Friday 24 May 2019

To stay or go -- ex-minister now at third crossroads in career

Donal O'Donovan

Donal O'Donovan

MASSIVE personal debts have left Ivan Yates trapped between the devil and the deep blue sea.

Yesterday, the former political heavyweight brought the curtain down on the ruins of his business empire.

The chain of 47 betting shops is now gone, just like the electoral successes that preceded them.

In fact, the one thing we know for certain is that Mr Yates's career as a bookmaker is over.

Now aged 52, the next few years are likely to be the hardest in his career so far, because this time it's personal. Following the collapse of the business, the threat of bankruptcy hangs heavily over the former minister. It means he is at a career crossroads for the third time.

The first was his decision to enter politics despite not having a family background in any party. Youthful enthusiasm got him elected as a TD aged just 21, in 1981.

In the early years, Mr Yates shared an office with another young TD, Enda Kenny. The Mayo man is eight years older than Mr Yates and had also entered the Dail as a 20-something.

But success came faster for the Wexford TD, at least initially.

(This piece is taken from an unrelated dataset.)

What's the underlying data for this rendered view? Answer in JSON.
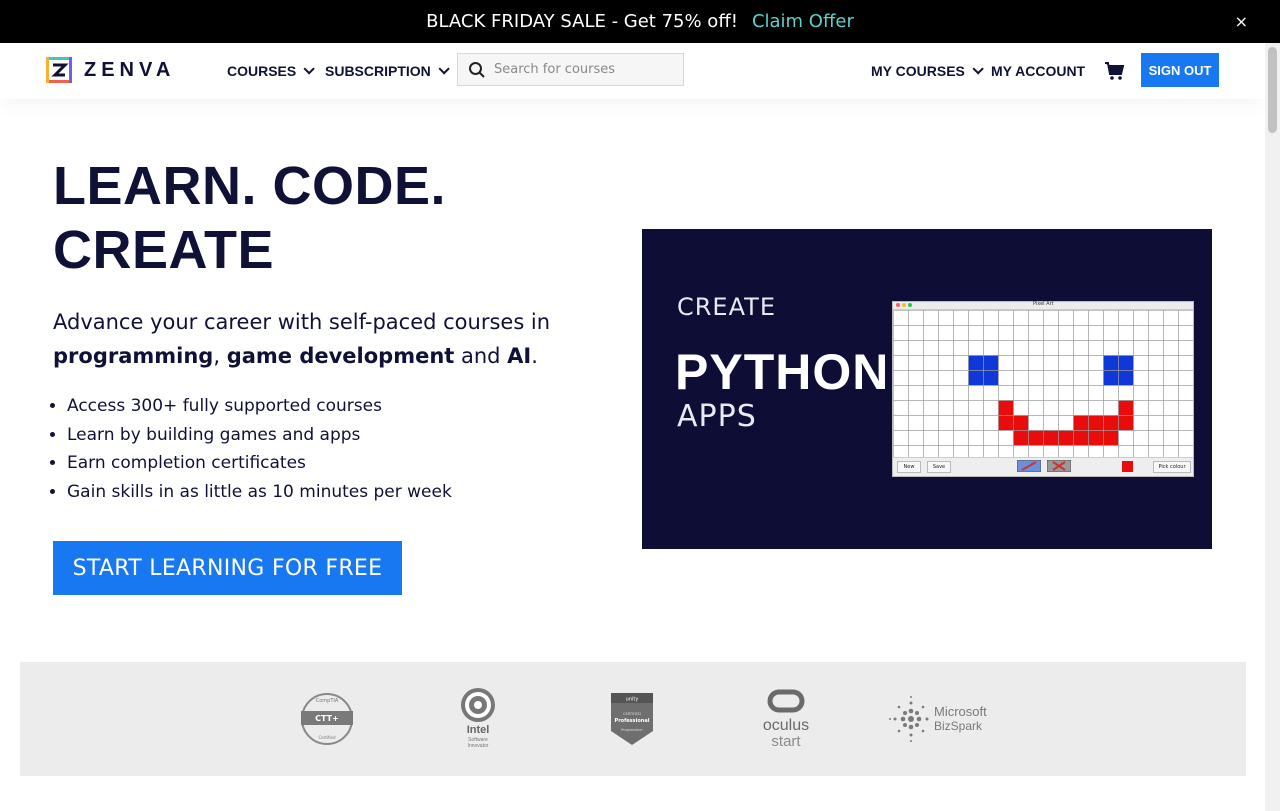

Mr Yates was promoted to the Fine Gael front bench in 1988, before his 30th birthday, during a period in opposition. When the party returned to government in 1994 he was made agriculture minister, serving under John Bruton from 1994 to 1997.

It was seen as a particularly prestigious portfolio for a rural TD in a government led by a farmer.

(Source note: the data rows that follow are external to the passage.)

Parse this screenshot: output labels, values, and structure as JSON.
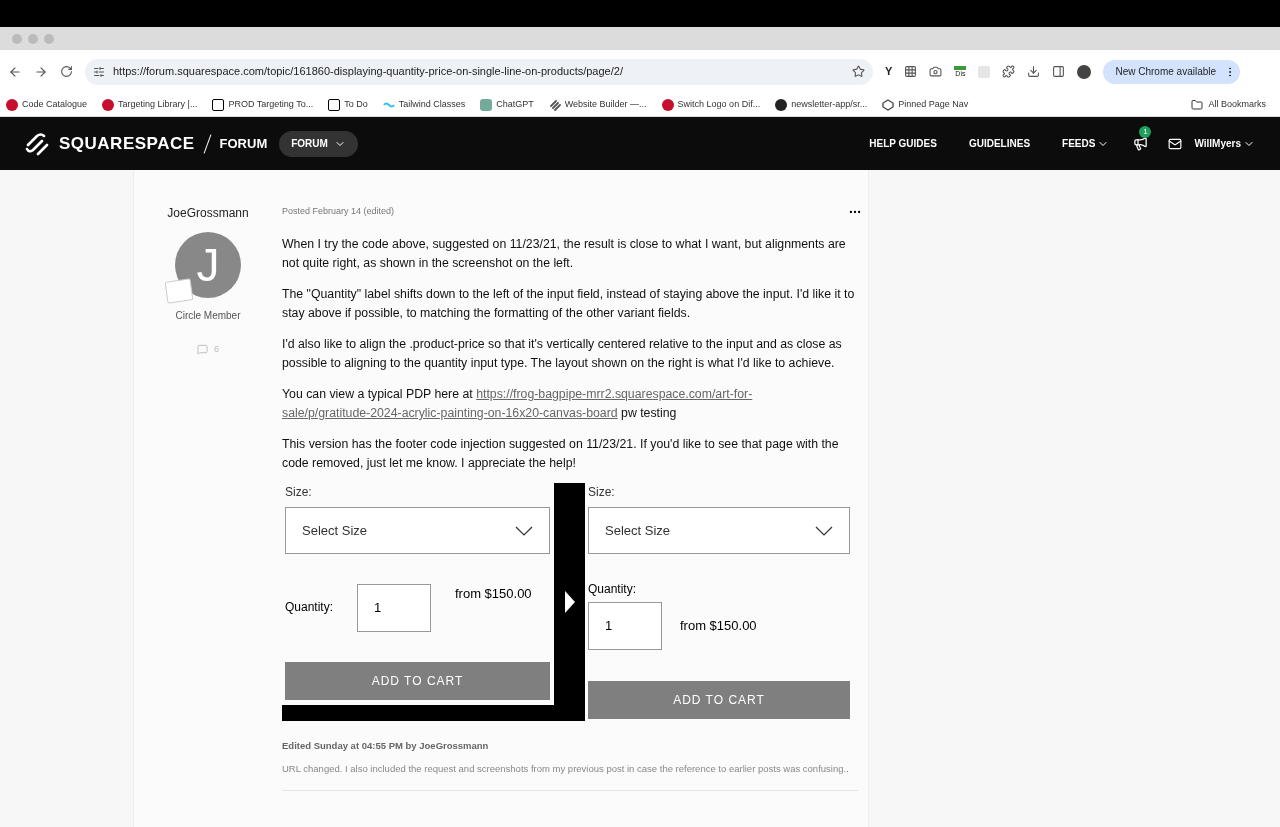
{
  "browser": {
    "url": "https://forum.squarespace.com/topic/161860-displaying-quantity-price-on-single-line-on-products/page/2/",
    "ext_label": "Dis",
    "y_ext": "Y",
    "update_button": "New Chrome available",
    "bookmarks": [
      {
        "label": "Code Catalogue",
        "kind": "w"
      },
      {
        "label": "Targeting Library |...",
        "kind": "w"
      },
      {
        "label": "PROD Targeting To...",
        "kind": "n"
      },
      {
        "label": "To Do",
        "kind": "n"
      },
      {
        "label": "Tailwind Classes",
        "kind": "tw"
      },
      {
        "label": "ChatGPT",
        "kind": "gpt"
      },
      {
        "label": "Website Builder —...",
        "kind": "sq"
      },
      {
        "label": "Switch Logo on Dif...",
        "kind": "w"
      },
      {
        "label": "newsletter-app/sr...",
        "kind": "gh"
      },
      {
        "label": "Pinned Page Nav",
        "kind": "cp"
      }
    ],
    "all_bookmarks": "All Bookmarks"
  },
  "nav": {
    "brand": "SQUARESPACE",
    "section": "FORUM",
    "dropdown": "FORUM",
    "links": [
      {
        "label": "HELP GUIDES",
        "dropdown": false
      },
      {
        "label": "GUIDELINES",
        "dropdown": false
      },
      {
        "label": "FEEDS",
        "dropdown": true
      }
    ],
    "notification_count": "1",
    "user": "WillMyers"
  },
  "post": {
    "author": "JoeGrossmann",
    "avatar_letter": "J",
    "role": "Circle Member",
    "comment_count": "6",
    "posted": "Posted February 14 (edited)",
    "paragraphs": [
      [
        {
          "text": "When I try the code above, suggested on 11/23/21, the result is close to what I want, but alignments are not quite right, as shown in the screenshot on the left.",
          "link": false
        }
      ],
      [
        {
          "text": "The \"Quantity\" label shifts down to the left of the input field, instead of staying above the input. I'd like it to stay above if possible,  to matching the formatting of the other variant fields.",
          "link": false
        }
      ],
      [
        {
          "text": "I'd also like to align the .product-price so that it's vertically centered relative to the input and as close as possible to aligning to the quantity input type. The layout shown on the right is what I'd like to achieve.",
          "link": false
        }
      ],
      [
        {
          "text": "You can view a typical PDP here at ",
          "link": false
        },
        {
          "text": "https://frog-bagpipe-mrr2.squarespace.com/art-for-",
          "link": true
        },
        {
          "text": "sale/p/gratitude-2024-acrylic-painting-on-16x20-canvas-board",
          "link": true
        },
        {
          "text": " pw testing",
          "link": false
        }
      ],
      [
        {
          "text": "This version has the footer code injection suggested on 11/23/21. If you'd like to see that page with the code removed, just let me know. I appreciate the help!",
          "link": false
        }
      ]
    ],
    "screenshot": [
      {
        "kind": "inline",
        "size_label": "Size:",
        "select": "Select Size",
        "quantity_label": "Quantity:",
        "quantity": "1",
        "price": "from $150.00",
        "button": "ADD TO CART"
      },
      {
        "kind": "stacked",
        "size_label": "Size:",
        "select": "Select Size",
        "quantity_label": "Quantity:",
        "quantity": "1",
        "price": "from $150.00",
        "button": "ADD TO CART"
      }
    ],
    "edited_by": "Edited Sunday at 04:55 PM by JoeGrossmann",
    "edit_note": "URL changed. I also included the request and screenshots from my previous post in case the reference to earlier posts was confusing.."
  }
}
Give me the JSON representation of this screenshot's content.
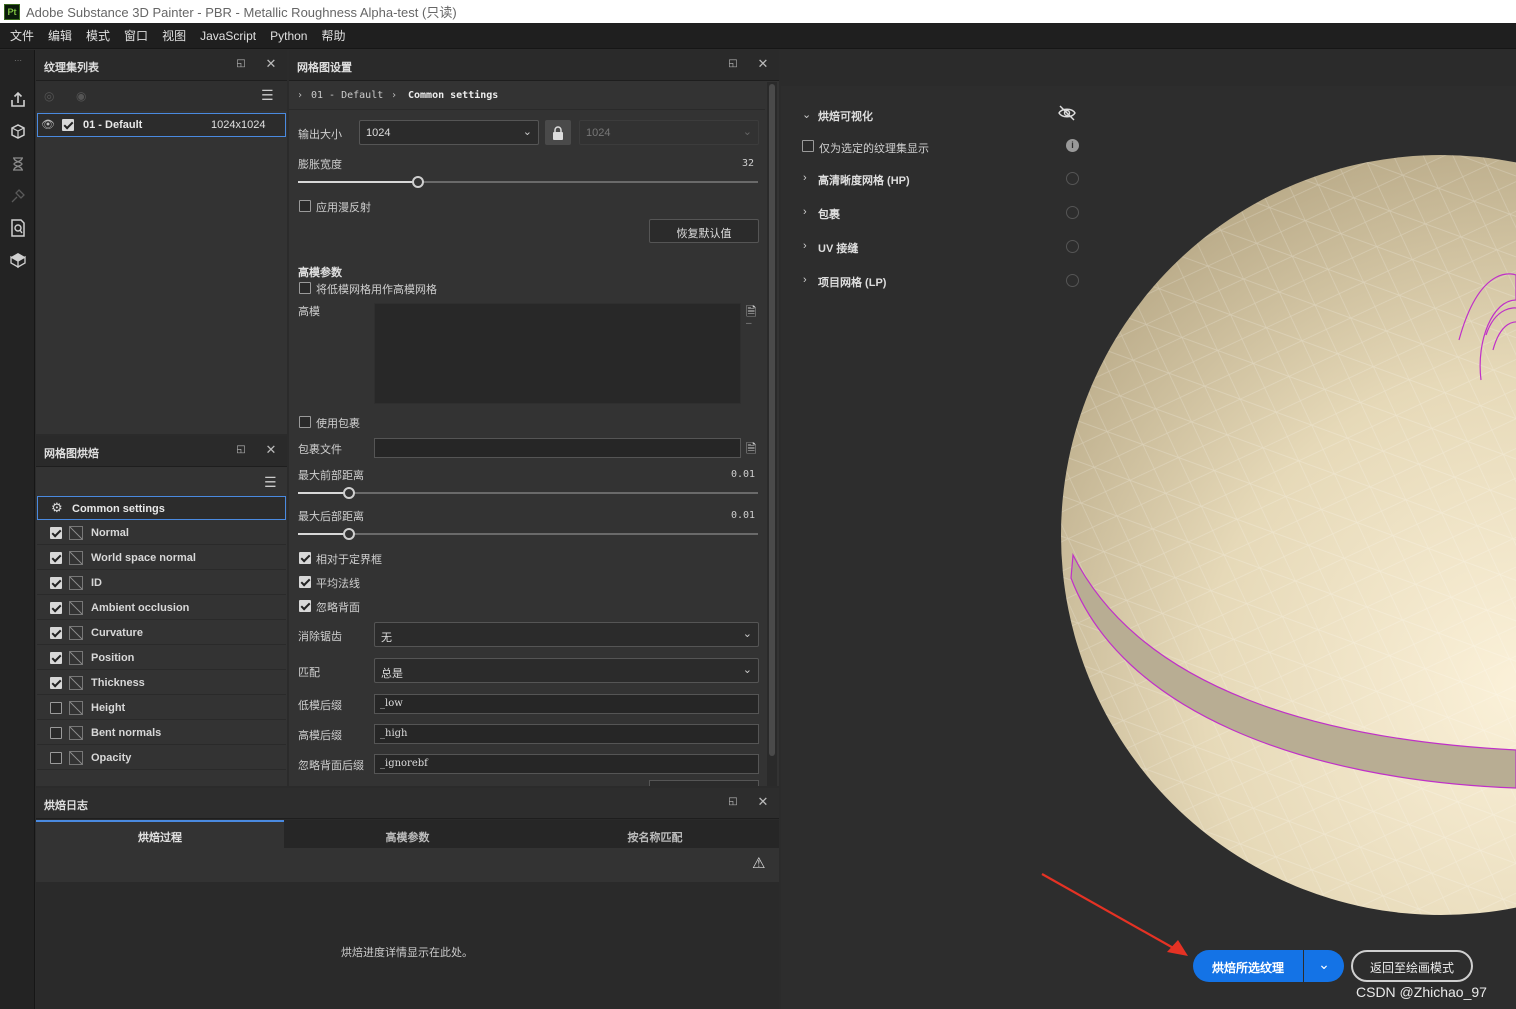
{
  "window": {
    "title": "Adobe Substance 3D Painter - PBR - Metallic Roughness Alpha-test (只读)",
    "app_icon": "Pt"
  },
  "menu": [
    "文件",
    "编辑",
    "模式",
    "窗口",
    "视图",
    "JavaScript",
    "Python",
    "帮助"
  ],
  "toolstrip": {
    "icons": [
      "export-icon",
      "bake-mesh-icon",
      "hourglass-icon",
      "paint-icon",
      "document-search-icon",
      "cube-icon"
    ]
  },
  "texture_set_list": {
    "title": "纹理集列表",
    "item": {
      "name": "01 - Default",
      "resolution": "1024x1024"
    }
  },
  "bake_list": {
    "title": "网格图烘焙",
    "common_settings": "Common settings",
    "items": [
      {
        "label": "Normal",
        "checked": true
      },
      {
        "label": "World space normal",
        "checked": true
      },
      {
        "label": "ID",
        "checked": true
      },
      {
        "label": "Ambient occlusion",
        "checked": true
      },
      {
        "label": "Curvature",
        "checked": true
      },
      {
        "label": "Position",
        "checked": true
      },
      {
        "label": "Thickness",
        "checked": true
      },
      {
        "label": "Height",
        "checked": false
      },
      {
        "label": "Bent normals",
        "checked": false
      },
      {
        "label": "Opacity",
        "checked": false
      }
    ]
  },
  "mesh_settings": {
    "title": "网格图设置",
    "breadcrumb": {
      "part1": "01 - Default",
      "part2": "Common settings"
    },
    "output_size_label": "输出大小",
    "output_size_value": "1024",
    "output_size_value2": "1024",
    "dilation_label": "膨胀宽度",
    "dilation_value": "32",
    "dilation_fraction": 0.26,
    "apply_diffusion_label": "应用漫反射",
    "reset_button": "恢复默认值",
    "high_poly_section": "高模参数",
    "use_low_as_high_label": "将低模网格用作高模网格",
    "high_poly_label": "高模",
    "use_cage_label": "使用包裹",
    "cage_file_label": "包裹文件",
    "max_front_label": "最大前部距离",
    "max_front_value": "0.01",
    "max_front_fraction": 0.11,
    "max_rear_label": "最大后部距离",
    "max_rear_value": "0.01",
    "max_rear_fraction": 0.11,
    "relative_bbox_label": "相对于定界框",
    "average_normals_label": "平均法线",
    "ignore_backface_label": "忽略背面",
    "antialias_label": "消除锯齿",
    "antialias_value": "无",
    "match_label": "匹配",
    "match_value": "总是",
    "low_suffix_label": "低模后缀",
    "low_suffix_value": "_low",
    "high_suffix_label": "高模后缀",
    "high_suffix_value": "_high",
    "ignore_suffix_label": "忽略背面后缀",
    "ignore_suffix_value": "_ignorebf"
  },
  "bake_log": {
    "title": "烘焙日志",
    "tabs": [
      "烘焙过程",
      "高模参数",
      "按名称匹配"
    ],
    "message": "烘焙进度详情显示在此处。"
  },
  "viewport": {
    "bake_visualization": "烘焙可视化",
    "only_selected_label": "仅为选定的纹理集显示",
    "sections": [
      "高清晰度网格 (HP)",
      "包裹",
      "UV 接缝",
      "项目网格 (LP)"
    ],
    "bake_button": "烘焙所选纹理",
    "return_button": "返回至绘画模式",
    "watermark": "CSDN @Zhichao_97",
    "colors": {
      "accent": "#1473e6",
      "mesh": "#ddd3b8",
      "seam": "#c030c8",
      "arrow": "#e53224"
    }
  }
}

In many ways, agriculture was a "good news" posting, because at the time Ireland was on the receiving end of huge EU support for farming. The BSE or "mad cow disease" crisis tested Mr Yates, but he was seen by his peers as coming away from the department with an enhanced reputation.

He left politics in 2001 rather than face a second term in opposition -- and to concentrate on the bookmaker business established by his wife Deirdre in 1987.

It was a fateful decision: a high media profile and huge ambition helped it expand to a peak of 67 shops. But it was too much too soon for a business about to experience a huge shift to the internet, and in a country on the edge of an economic precipice.

The betting shops are closed, or have been sold, and the threat of bankruptcy has prompted Mr Yates to openly consider leaving the country. He can walk clear of his debts in little over a year if he settles in the UK and is declared bankrupt there. He could then return to Ireland debt-free.

But going abroad will jeopardise the media career he has built up in recent years -- including regular slots with Newstalk and a column with the Irish Examiner, as well as gigs on the lucrative after-dinner speech circuit.

If he stays in Ireland, the alternatives are grim. An Irish bankruptcy process will drag on for 12 years and he'll be on the threshold of retirement before he emerges with a clean bill of financial health.

He could still avoid bankruptcy altogether, if he cuts a deal with main creditor AIB. It wants control of his earnings for the next 10 years, plus all of his assets. It's his call.